Lei ha suonato nei templi della musica, in tutto il mondo. C’è un legame particolare con l’Italia — o magari con Monza?
Non ho un legame familiare diretto con l’Italia, ma la sento vicina da sempre: per l’arte, il cinema, la letteratura, l’opera. Mia madre cantava Puccini, e da violinista (il suo primo strumento, ci confessa, ndr) ho sempre sentito una connessione forte con la voce. Ho suonato in Italia, anche se non abbastanza, e vorrei tornarci più spesso. Monza sarà un’occasione speciale, anche perché l’Italia ha un pubblico curioso e appassionato. È la prima volta in questa città: mi piace, ho camminato per le vie del centro prima della tempesta.
Com’è nato “Bach Mirror” e cosa vi affascina di più, nel suonare insieme la musica di Bach con strumenti così diversi?
“Bach Mirror” è nato durante il lockdown con Vassilena Serafimova, mia partner musicale da tanti anni. Suoniamo pianoforte e marimba: strumenti diversi, ma complementari. Bach è perfetto per essere trasformato: trascrizioni, arrangiamenti, nuove composizioni, improvvisazioni. Quando penso ad una immagine per descrivere il progetto penso ad uno specchio come quelli che trovi in un luna park, dove riconosci il volto, il corpo, ma è deformato. La sua musica regge qualsiasi metamorfosi, e questo è meraviglioso.
Cosa la guida nella scelta dei suoi progetti? È più la curiosità, la sfida o l’urgenza di raccontare qualcosa?

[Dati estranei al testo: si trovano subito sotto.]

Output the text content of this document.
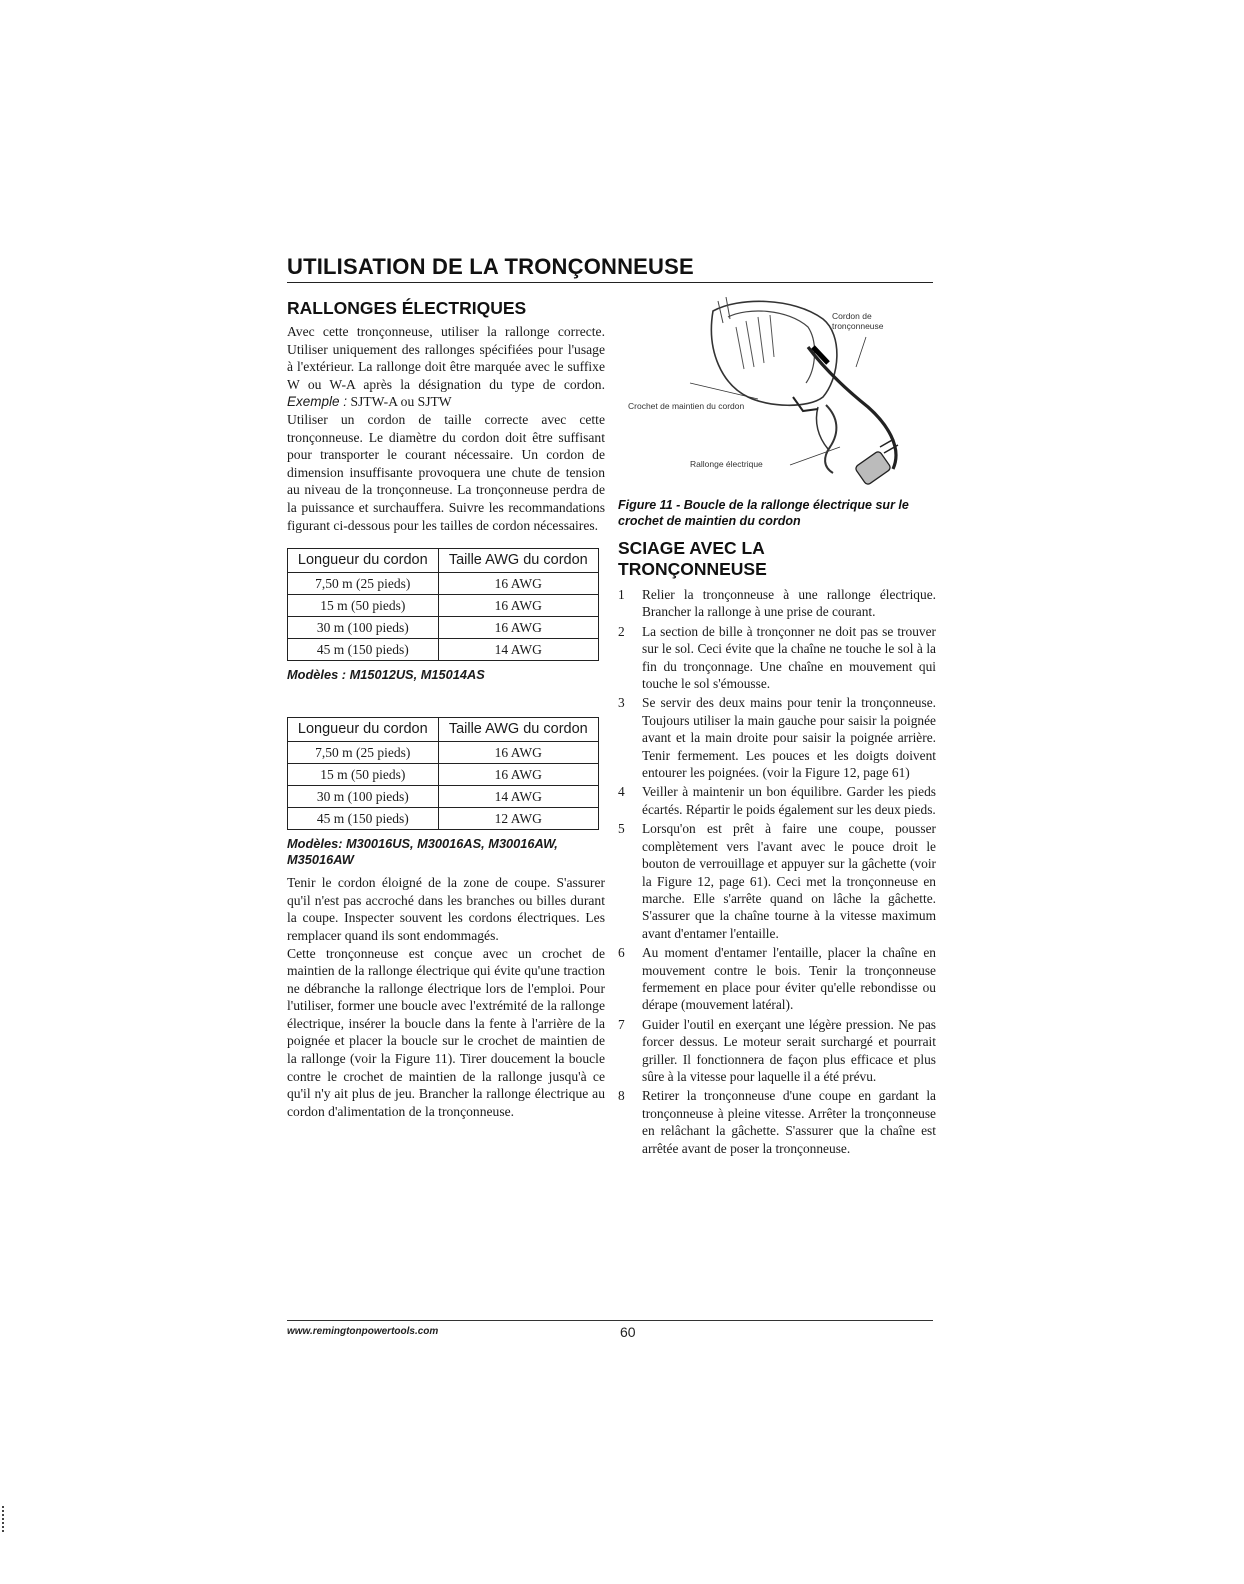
UTILISATION DE LA TRONÇONNEUSE
RALLONGES ÉLECTRIQUES

Avec cette tronçonneuse, utiliser la rallonge correcte. Utiliser uniquement des rallonges spécifiées pour l'usage à l'extérieur. La rallonge doit être marquée avec le suffixe W ou W-A après la désignation du type de cordon. Exemple : SJTW-A ou SJTW

Utiliser un cordon de taille correcte avec cette tronçonneuse. Le diamètre du cordon doit être suffisant pour transporter le courant nécessaire. Un cordon de dimension insuffisante provoquera une chute de tension au niveau de la tronçonneuse. La tronçonneuse perdra de la puissance et surchauffera. Suivre les recommandations figurant ci-dessous pour les tailles de cordon nécessaires.

Longueur du cordon	Taille AWG du cordon
7,50 m (25 pieds)	16 AWG
15 m (50 pieds)	16 AWG
30 m (100 pieds)	16 AWG
45 m (150 pieds)	14 AWG
Modèles : M15012US, M15014AS
Longueur du cordon	Taille AWG du cordon
7,50 m (25 pieds)	16 AWG
15 m (50 pieds)	16 AWG
30 m (100 pieds)	14 AWG
45 m (150 pieds)	12 AWG
Modèles: M30016US, M30016AS, M30016AW, M35016AW

Tenir le cordon éloigné de la zone de coupe. S'assurer qu'il n'est pas accroché dans les branches ou billes durant la coupe. Inspecter souvent les cordons électriques. Les remplacer quand ils sont endommagés.

Cette tronçonneuse est conçue avec un crochet de maintien de la rallonge électrique qui évite qu'une traction ne débranche la rallonge électrique lors de l'emploi. Pour l'utiliser, former une boucle avec l'extrémité de la rallonge électrique, insérer la boucle dans la fente à l'arrière de la poignée et placer la boucle sur le crochet de maintien de la rallonge (voir la Figure 11). Tirer doucement la boucle contre le crochet de maintien de la rallonge jusqu'à ce qu'il n'y ait plus de jeu. Brancher la rallonge électrique au cordon d'alimentation de la tronçonneuse.

Cordon de tronçonneuse
Crochet de maintien du cordon
Rallonge électrique
Figure 11 - Boucle de la rallonge électrique sur le crochet de maintien du cordon
SCIAGE AVEC LA TRONÇONNEUSE
1	Relier la tronçonneuse à une rallonge électrique. Brancher la rallonge à une prise de courant.
2	La section de bille à tronçonner ne doit pas se trouver sur le sol. Ceci évite que la chaîne ne touche le sol à la fin du tronçonnage. Une chaîne en mouvement qui touche le sol s'émousse.
3	Se servir des deux mains pour tenir la tronçonneuse. Toujours utiliser la main gauche pour saisir la poignée avant et la main droite pour saisir la poignée arrière. Tenir fermement. Les pouces et les doigts doivent entourer les poignées. (voir la Figure 12, page 61)
4	Veiller à maintenir un bon équilibre. Garder les pieds écartés. Répartir le poids également sur les deux pieds.
5	Lorsqu'on est prêt à faire une coupe, pousser complètement vers l'avant avec le pouce droit le bouton de verrouillage et appuyer sur la gâchette (voir la Figure 12, page 61). Ceci met la tronçonneuse en marche. Elle s'arrête quand on lâche la gâchette. S'assurer que la chaîne tourne à la vitesse maximum avant d'entamer l'entaille.
6	Au moment d'entamer l'entaille, placer la chaîne en mouvement contre le bois. Tenir la tronçonneuse fermement en place pour éviter qu'elle rebondisse ou dérape (mouvement latéral).
7	Guider l'outil en exerçant une légère pression. Ne pas forcer dessus. Le moteur serait surchargé et pourrait griller. Il fonctionnera de façon plus efficace et plus sûre à la vitesse pour laquelle il a été prévu.
8	Retirer la tronçonneuse d'une coupe en gardant la tronçonneuse à pleine vitesse. Arrêter la tronçonneuse en relâchant la gâchette. S'assurer que la chaîne est arrêtée avant de poser la tronçonneuse.
www.remingtonpowertools.com	60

Tutte e tre, ma direi che alla base c’è sempre una forte urgenza creativa. Se non sento qualcosa di personale da dire, non inizio nemmeno. Mi muove la voglia di esplorare, di trovare un ponte tra mondi diversi, e di portare alla luce qualcosa che magari ancora non esiste. E amo i progetti che mettono in discussione le regole, che mescolano generi, stili, epoche — come in fondo faceva anche Mozart.